WHY PLATO MATTERS NOW

by Angie Hobbs

Pub Date: Oct. 28th, 2025
ISBN: 9781399403375
Publisher: Bloomsbury Continuum

Beyond the cave.

Plato has mattered to Western culture for 2,500 years. Most undergraduates encounter him through the dialogues about the death of Socrates, his banishment of the poets from his ideal republic, and his theories of human knowledge spun out of the famous allegory of the cave. This book by British scholar Hobbs rescues Plato from the ossified familiarities of Western Civ to argue that his relevance, today, lies in an understanding of political power, human heroism, and the value of love and friendship.
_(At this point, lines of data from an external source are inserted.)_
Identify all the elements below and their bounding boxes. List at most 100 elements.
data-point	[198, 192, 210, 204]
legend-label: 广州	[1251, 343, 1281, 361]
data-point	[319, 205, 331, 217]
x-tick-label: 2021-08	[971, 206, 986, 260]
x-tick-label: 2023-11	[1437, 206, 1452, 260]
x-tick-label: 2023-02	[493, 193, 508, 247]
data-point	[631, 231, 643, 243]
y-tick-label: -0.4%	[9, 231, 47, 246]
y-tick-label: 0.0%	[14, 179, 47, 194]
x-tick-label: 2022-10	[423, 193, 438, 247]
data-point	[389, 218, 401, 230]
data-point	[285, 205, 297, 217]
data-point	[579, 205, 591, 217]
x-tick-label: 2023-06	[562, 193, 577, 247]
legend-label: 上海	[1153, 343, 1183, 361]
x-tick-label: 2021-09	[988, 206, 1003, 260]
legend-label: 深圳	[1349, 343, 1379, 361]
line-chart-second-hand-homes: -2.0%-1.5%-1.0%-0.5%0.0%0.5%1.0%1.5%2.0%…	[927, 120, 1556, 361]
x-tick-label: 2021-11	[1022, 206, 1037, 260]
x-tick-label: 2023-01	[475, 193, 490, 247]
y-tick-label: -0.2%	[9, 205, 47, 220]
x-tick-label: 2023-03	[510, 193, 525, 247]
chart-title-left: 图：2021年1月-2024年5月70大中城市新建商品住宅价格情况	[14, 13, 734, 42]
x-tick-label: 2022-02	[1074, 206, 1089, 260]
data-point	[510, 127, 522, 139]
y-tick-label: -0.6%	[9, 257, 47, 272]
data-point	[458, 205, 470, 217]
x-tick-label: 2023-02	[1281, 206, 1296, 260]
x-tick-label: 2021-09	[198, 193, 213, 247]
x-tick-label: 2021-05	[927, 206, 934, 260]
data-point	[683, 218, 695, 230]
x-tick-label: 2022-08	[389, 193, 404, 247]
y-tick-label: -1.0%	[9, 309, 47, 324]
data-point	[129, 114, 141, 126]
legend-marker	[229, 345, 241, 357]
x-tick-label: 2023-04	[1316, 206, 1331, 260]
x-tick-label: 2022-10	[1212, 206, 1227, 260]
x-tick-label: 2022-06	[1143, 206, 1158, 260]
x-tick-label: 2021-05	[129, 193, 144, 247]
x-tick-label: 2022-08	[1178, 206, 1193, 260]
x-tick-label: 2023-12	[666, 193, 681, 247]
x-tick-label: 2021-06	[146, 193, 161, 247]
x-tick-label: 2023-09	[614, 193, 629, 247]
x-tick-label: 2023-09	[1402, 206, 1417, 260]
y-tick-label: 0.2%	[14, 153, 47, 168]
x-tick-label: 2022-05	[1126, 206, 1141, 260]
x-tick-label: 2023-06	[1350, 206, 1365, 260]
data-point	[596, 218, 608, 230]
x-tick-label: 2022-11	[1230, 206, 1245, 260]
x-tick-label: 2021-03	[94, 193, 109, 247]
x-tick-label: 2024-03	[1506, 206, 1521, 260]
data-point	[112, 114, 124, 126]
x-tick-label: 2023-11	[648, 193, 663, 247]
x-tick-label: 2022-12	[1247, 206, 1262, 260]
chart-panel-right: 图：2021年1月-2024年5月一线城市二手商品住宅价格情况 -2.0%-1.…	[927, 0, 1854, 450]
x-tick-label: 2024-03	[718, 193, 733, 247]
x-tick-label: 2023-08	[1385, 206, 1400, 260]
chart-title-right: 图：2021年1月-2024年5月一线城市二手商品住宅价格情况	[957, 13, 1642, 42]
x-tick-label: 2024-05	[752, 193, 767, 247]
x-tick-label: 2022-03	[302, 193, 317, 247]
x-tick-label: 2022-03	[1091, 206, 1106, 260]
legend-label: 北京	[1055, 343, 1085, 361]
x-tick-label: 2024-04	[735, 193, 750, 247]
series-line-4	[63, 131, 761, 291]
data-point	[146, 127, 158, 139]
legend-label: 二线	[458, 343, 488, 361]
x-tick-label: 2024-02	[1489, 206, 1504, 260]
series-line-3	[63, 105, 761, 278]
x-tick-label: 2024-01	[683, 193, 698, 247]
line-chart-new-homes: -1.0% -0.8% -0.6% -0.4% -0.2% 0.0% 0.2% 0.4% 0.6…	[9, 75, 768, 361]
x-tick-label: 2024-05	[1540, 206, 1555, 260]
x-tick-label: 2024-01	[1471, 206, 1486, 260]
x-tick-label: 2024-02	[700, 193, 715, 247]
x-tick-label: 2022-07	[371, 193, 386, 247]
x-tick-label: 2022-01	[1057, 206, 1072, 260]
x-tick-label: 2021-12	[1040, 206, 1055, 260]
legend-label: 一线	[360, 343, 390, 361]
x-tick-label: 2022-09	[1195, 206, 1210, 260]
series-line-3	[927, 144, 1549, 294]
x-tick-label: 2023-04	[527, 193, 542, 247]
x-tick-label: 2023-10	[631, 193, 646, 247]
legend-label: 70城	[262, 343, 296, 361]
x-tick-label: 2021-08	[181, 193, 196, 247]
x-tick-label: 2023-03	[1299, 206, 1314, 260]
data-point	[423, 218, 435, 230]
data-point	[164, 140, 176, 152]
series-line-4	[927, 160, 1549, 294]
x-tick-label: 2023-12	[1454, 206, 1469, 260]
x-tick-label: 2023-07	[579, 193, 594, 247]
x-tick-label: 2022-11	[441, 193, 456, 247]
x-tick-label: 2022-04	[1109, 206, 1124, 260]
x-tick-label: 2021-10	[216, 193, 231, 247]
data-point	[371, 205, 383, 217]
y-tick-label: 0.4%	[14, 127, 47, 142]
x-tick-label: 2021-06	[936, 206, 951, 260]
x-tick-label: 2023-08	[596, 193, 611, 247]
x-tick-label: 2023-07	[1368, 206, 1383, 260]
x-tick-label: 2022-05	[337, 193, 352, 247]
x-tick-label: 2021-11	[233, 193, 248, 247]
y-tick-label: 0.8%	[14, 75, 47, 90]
She writes about the external, public Plato—not the philosopher of mind or the theorist of the Forms, but the adviser to rulers and the founder of a form of education. Dialogue is central to Platonic argument. History is central to the present. Plato’s Socrates is, as we all know, a literary persona—and yet there is a personality on Plato’s pages that makes the voice of the old man (who famously distrusted writing) echo today. This book is frank about the loves of the Platonic world. Men loved other men. Desire lies at the heart of public service and heroic action. Learning to be a lover and a friend forms us into fully realized social beings. Perhaps the most vivid of the book’s claims for contemporary relevance is this: “One of the main ways in which Plato still matters, then, stems from his profound reflections on the concept of heroism and the associated notions of honour, glory and fame….The notion of a hero, and the longing for glory, can still have real potency and value: properly formed and guided, these concepts can enlarge our moral ambition and offer us a vision of what the best version of ourselves might be.” Read Plato, then, not just to think, but to live.

A fresh, frank reassessment of Plato as a guide to living our best public lives.